Borderwall as Architecture presents a compelling tableau of physical and spatial ideas occurring at the meeting place between two neighboring countries. Situated within the delicate political and environmental circumstances of the U.S.-Mexico boundary, the schemes vary in their intent: some proposals are clearly polemical while others are intensely practical. However, out of this collection of inventive ideas and bizarre stories emerges an unnerving realization: borderwall architecture only treats the symptoms of binational incompatibility—not the problems themselves. In his essay “Why Walls Won’t Work,” urban planner Michael Dear describes the ways in which “border communities suffer the wall’s daily disruptions and indignities, intrusive practices of security forces, ubiquitous infrastructures of control, and a pervasive miasma of mistrust and danger.” Dear’s solution is to remove the wall altogether, effectively undermining the book’s architectural premise.

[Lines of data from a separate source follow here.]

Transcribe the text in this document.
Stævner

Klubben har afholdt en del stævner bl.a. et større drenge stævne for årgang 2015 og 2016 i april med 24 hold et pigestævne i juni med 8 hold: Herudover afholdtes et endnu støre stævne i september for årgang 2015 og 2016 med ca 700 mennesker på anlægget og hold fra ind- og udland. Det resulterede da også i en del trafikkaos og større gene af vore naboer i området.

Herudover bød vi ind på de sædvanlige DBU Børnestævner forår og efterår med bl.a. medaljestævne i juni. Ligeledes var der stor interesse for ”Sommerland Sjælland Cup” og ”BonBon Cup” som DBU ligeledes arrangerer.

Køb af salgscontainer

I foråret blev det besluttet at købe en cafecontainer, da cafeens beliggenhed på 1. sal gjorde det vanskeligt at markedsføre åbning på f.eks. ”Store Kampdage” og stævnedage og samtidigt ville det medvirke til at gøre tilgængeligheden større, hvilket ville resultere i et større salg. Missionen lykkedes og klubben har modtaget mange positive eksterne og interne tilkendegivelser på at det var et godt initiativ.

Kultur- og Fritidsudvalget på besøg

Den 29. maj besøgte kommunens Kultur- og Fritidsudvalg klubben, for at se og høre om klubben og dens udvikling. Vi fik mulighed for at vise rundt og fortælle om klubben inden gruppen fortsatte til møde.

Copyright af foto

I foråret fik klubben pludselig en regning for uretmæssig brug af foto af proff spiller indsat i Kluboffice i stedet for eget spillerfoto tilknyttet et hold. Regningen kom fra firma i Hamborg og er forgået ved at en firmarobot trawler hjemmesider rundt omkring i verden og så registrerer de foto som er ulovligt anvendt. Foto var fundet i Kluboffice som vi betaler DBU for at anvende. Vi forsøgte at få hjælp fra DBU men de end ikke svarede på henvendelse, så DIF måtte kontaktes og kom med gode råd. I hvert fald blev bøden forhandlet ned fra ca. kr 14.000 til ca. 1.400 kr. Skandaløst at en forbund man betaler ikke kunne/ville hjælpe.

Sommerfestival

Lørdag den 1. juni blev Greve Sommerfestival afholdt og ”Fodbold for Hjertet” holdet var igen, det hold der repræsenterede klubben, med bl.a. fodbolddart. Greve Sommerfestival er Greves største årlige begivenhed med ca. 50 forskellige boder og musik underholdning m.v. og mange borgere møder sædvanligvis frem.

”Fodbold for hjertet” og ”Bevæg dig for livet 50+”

However, this contradiction is intentional: Rael’s Nuevo Grand Tour is not so much a catalog of stories and solutions as it is an odyssey of comprehension. At every turn, as Rael captivates readers with bittersweet tales and imaginative futures, he invites them to realize the deeper implications and contradictions of the borderwall itself. “If the wall were implemented as an important investment both in place and in immigration reform through the act of architecture, the conceptual basis for its existence would be effectively dismantled,” he writes. By empowering the reader to think like a designer, Borderwall as Architecture unravels the thorny, multifaceted nature of binational conflict embodied within our most politically polarizing architectural feature. “If an appeal is being made to tear down this wall,” Rael writes, alluding to Reagan’s three-decade-old proclamation, “…then what will replace it in the future must absolutely be designed now.”